Sorprendentemente, el hombre que debía llevársela y los demás – incluyendo a Draco – se quedaron en el lugar viendo el drama entre ellos con interés.

Pero Víctor solo la miró fijamente; ella tampoco flaqueó bajo su mirada.

Cuando Mimi no pudo obtener una respuesta de él, suspiró:
—Supongo que ambos somos hipócritas después de todo.

Dio un paso y tiró de sus manos.

—Así que por favor, solo déjame…

Víctor se volvió hacia el hombre:
—Llévala fuera de aquí, ¿o necesitas que te recuerde cómo hacer tu trabajo?

—¡No, no lo harás!

—gritó Mimi y corrió alrededor de Víctor, tratando de usar su cuerpo como escudo contra él.
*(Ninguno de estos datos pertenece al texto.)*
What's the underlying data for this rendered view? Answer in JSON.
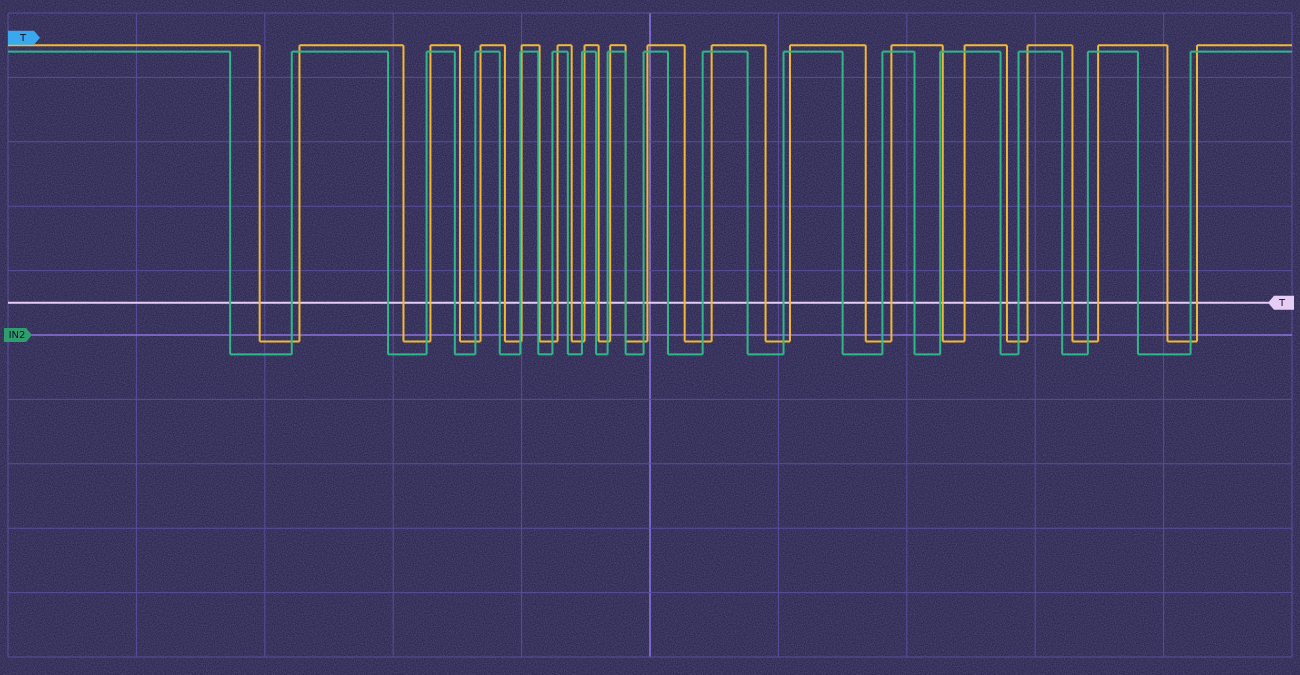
{
  "chart_data": {
    "type": "line",
    "xlim": [
      0,
      10
    ],
    "xticks": [
      0,
      1,
      2,
      3,
      4,
      5,
      6,
      7,
      8,
      9,
      10
    ],
    "ylim": [
      -5,
      5
    ],
    "yticks": [
      -5,
      -4,
      -3,
      -2,
      -1,
      0,
      1,
      2,
      3,
      4,
      5
    ],
    "grid": true,
    "series": [
      {
        "color": "#f2b935",
        "high": 4.5,
        "low": -0.1,
        "edges": [
          1.96,
          2.27,
          3.08,
          3.29,
          3.52,
          3.68,
          3.87,
          4.0,
          4.14,
          4.28,
          4.39,
          4.49,
          4.6,
          4.69,
          4.81,
          4.98,
          5.27,
          5.48,
          5.9,
          6.09,
          6.68,
          6.88,
          7.28,
          7.45,
          7.78,
          7.94,
          8.29,
          8.49,
          9.03,
          9.26
        ]
      },
      {
        "color": "#2fb889",
        "high": 4.4,
        "low": -0.3,
        "edges": [
          1.73,
          2.21,
          2.96,
          3.26,
          3.48,
          3.64,
          3.83,
          3.99,
          4.13,
          4.24,
          4.36,
          4.47,
          4.58,
          4.67,
          4.81,
          4.95,
          5.14,
          5.41,
          5.76,
          6.04,
          6.5,
          6.81,
          7.06,
          7.26,
          7.73,
          7.87,
          8.21,
          8.41,
          8.8,
          9.21
        ]
      }
    ],
    "time_marker": {
      "label": "T",
      "level": 4.6,
      "color": "#3aa8ec"
    },
    "trigger": {
      "label": "T",
      "level": 0.5,
      "color": "#e6cdf5"
    },
    "ground": {
      "label": "IN2",
      "level": 0,
      "color": "#2e9e6e"
    }
  }
}
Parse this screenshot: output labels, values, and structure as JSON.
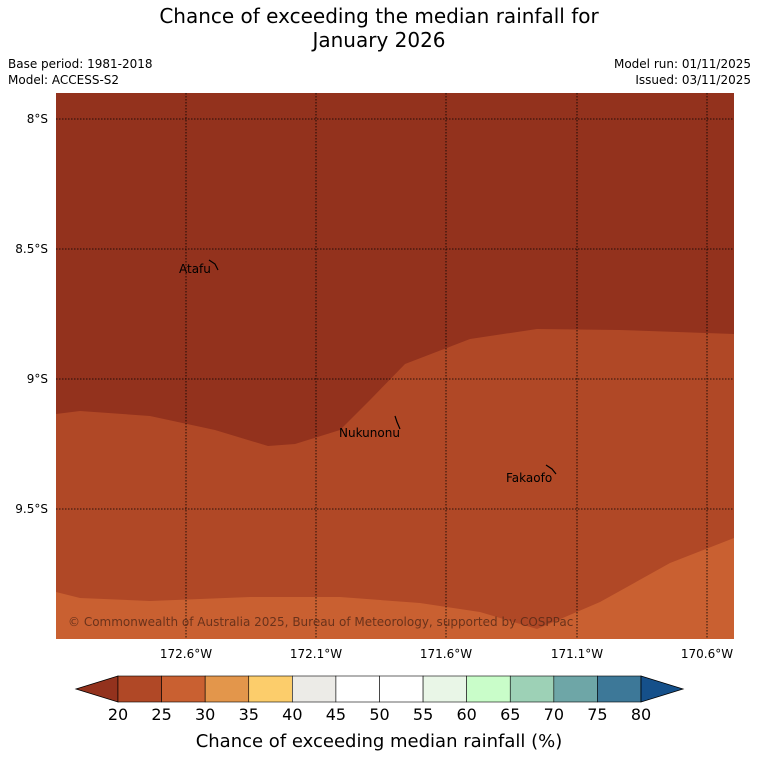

Pero para su mayor sorpresa, Víctor fue quien la agarró y la entregó al hombre que no perdió tiempo y la cargó sobre su hombro.

Víctor acababa de romperle el corazón.

«¿Por qué esta posición todo el tiempo?», pensó.

—¡Imbécil!

¡Bájame!

—gritó Mimi con rabia mientras el hombre comenzaba a irse.

Miró por encima de su hombro para ver la sonrisa malvada en el rostro de Draco mientras le entregaba un bastón a Víctor para que se defendiera contra sus muchos hombres.

Aun así, Víctor seguía en desventaja numérica.

—¡Ese maldito cabrón!

—se enfureció Mimi y era frustrante que no pudiera poner sus pies en el suelo porque estaba suspendida en el aire.

Entonces miró hacia abajo y descubrió que su captor tenía la cabeza calva.

¡Qué conveniente!

—¡Bájame en este instante!

—gritó Mimi mientras golpeaba al hombre con fuerza en su cabeza calva, no una vez, no dos veces, sino continuamente como si su cabeza fuera un tambor.